You use only one "less than" sign.
Consider this as an analogy: Just as we would not say: $a = 5$, $b = 5$, so therefore $a + b$ "equals equals" $10$, but rather, we'd conclude that $a + b = 10$. In your case, we would not say $ab$ "is less than less than" $50$, but rather, $ab < 50$.
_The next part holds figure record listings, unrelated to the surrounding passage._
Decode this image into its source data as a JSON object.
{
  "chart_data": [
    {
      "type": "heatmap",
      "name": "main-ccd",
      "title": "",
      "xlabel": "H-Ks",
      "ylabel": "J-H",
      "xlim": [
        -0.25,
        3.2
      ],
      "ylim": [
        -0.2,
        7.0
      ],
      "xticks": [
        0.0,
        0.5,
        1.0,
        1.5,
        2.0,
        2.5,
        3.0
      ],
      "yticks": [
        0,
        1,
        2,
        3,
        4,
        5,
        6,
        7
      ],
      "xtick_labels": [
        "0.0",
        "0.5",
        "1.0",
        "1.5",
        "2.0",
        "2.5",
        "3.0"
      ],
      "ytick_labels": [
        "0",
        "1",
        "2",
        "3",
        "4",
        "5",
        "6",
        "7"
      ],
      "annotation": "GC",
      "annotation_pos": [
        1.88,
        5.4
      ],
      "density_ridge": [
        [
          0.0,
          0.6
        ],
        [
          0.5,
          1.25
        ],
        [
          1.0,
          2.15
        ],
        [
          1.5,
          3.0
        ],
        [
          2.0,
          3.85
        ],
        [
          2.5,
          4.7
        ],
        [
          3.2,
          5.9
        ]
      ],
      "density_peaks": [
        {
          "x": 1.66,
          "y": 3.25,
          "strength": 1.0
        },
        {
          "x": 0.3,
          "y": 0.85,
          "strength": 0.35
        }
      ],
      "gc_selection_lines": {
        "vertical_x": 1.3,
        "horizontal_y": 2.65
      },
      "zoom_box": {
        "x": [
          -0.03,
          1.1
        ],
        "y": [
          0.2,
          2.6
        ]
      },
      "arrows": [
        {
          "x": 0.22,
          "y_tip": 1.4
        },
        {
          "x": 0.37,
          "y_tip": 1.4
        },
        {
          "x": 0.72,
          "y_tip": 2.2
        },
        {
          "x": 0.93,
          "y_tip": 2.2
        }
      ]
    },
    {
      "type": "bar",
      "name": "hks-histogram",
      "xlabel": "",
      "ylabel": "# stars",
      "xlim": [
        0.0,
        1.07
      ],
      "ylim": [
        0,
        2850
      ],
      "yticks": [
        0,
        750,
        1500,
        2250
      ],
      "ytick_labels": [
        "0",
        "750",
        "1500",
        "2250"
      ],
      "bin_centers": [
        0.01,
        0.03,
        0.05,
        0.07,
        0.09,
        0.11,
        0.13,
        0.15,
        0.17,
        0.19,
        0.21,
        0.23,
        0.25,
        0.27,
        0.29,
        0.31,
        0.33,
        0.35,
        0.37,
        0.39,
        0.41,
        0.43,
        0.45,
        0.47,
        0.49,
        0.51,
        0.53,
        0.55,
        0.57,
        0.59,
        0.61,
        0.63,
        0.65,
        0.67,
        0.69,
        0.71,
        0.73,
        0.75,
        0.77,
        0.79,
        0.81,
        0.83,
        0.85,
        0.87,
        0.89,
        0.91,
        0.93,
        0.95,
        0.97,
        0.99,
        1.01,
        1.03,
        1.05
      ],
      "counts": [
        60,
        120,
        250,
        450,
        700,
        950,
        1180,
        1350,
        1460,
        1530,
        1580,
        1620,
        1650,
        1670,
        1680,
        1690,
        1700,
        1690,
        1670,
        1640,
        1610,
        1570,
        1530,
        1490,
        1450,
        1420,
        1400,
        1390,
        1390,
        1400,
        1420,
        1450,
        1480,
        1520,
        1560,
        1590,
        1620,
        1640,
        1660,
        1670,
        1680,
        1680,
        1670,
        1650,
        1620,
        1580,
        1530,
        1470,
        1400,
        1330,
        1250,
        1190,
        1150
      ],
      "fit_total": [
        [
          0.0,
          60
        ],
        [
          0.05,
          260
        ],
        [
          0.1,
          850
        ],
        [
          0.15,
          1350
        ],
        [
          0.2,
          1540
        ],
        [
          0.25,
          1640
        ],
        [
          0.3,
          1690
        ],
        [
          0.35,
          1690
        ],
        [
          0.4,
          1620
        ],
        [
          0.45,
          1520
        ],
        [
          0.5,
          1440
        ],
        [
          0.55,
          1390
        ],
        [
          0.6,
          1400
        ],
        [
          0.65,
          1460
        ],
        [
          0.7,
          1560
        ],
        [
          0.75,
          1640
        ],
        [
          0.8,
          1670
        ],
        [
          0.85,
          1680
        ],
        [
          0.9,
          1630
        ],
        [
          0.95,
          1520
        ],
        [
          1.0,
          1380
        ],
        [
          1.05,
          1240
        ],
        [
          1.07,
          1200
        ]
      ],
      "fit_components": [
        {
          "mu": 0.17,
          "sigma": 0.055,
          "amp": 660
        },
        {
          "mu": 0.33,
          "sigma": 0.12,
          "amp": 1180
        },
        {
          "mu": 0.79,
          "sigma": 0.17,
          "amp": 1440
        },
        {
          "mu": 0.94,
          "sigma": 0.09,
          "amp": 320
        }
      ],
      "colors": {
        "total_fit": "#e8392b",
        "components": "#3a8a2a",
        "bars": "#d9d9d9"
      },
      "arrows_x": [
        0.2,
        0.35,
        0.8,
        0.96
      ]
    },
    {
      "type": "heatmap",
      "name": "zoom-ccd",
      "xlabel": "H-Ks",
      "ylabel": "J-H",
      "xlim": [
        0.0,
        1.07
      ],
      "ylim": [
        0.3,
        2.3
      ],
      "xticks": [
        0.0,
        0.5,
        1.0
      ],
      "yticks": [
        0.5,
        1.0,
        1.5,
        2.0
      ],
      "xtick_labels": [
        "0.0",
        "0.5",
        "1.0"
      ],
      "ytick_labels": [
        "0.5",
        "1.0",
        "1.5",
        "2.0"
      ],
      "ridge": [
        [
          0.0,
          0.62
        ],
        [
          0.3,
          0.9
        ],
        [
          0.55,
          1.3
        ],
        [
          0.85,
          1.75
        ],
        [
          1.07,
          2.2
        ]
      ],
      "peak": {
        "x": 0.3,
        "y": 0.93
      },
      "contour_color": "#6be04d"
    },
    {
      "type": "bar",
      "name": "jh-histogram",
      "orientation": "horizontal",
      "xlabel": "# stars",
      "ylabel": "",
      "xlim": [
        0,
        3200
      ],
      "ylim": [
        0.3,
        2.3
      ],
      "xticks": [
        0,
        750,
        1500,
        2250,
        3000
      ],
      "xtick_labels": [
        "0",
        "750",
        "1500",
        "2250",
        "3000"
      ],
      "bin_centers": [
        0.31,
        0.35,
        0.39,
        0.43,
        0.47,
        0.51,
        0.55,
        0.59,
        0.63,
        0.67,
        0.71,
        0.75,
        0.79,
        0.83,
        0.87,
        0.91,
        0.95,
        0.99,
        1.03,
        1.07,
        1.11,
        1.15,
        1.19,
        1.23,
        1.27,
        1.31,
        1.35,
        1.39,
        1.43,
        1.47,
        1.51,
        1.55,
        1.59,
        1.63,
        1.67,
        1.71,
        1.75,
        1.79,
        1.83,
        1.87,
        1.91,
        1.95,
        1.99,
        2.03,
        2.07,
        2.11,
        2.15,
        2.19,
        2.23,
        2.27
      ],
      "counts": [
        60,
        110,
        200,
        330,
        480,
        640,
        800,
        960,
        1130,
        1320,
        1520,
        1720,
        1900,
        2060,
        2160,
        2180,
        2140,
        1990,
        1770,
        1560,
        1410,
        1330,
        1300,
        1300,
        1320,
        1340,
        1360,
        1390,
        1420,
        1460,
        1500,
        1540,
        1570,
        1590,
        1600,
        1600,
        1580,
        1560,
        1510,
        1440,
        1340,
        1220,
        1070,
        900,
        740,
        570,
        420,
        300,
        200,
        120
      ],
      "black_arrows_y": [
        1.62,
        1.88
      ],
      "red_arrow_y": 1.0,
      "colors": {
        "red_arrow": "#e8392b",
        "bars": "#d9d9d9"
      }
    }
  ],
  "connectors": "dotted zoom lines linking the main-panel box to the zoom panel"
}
For any two real numbers, $x, y$, one and only one of the following is true:
- $x < y\quad$ OR (x less than y)
- $x = y\quad$ OR (x equals y)
- $x > y\quad$ (x is greater than y)
EDIT following question edit:
To answer the question in the comment below: There is no largest number preceding 50: For every $k < 50$, there is a $j$ such that $k < j < 50$, and there is an $m$ such that $k < j < m < 50...$ and on and on and on...for every proposed "largest number $n$ preceding 50", there is a larger number than $n$ preceding 50.
In this case, for example, take any possible choice of $ab < 50$. Then there exists $x = \large \frac {50 + ab}{2}$ $> ab$ but nonetheless, $x < 50$. If we then let $ab = x$, there exists $y = \large\frac {50 + x}{2}$ $> x,$ with $y< 50$...and so on.
The least upper bound for $ab$, in this case, is not in the set of possible values for $ab$. Think of it like this: $ 0 < a < 5,\;\;0 < b < 10, \;\; \implies \;\; ab \in (0, 50),$ where $(0, 50)$ is the open interval of reals greater than $0$ but less than $50$ (the interval of all real numbers from $0$ to $50$, excluding $0$ and $50$:
$ab \in \{x \in \mathbb{R}: 0 < x < 50\}$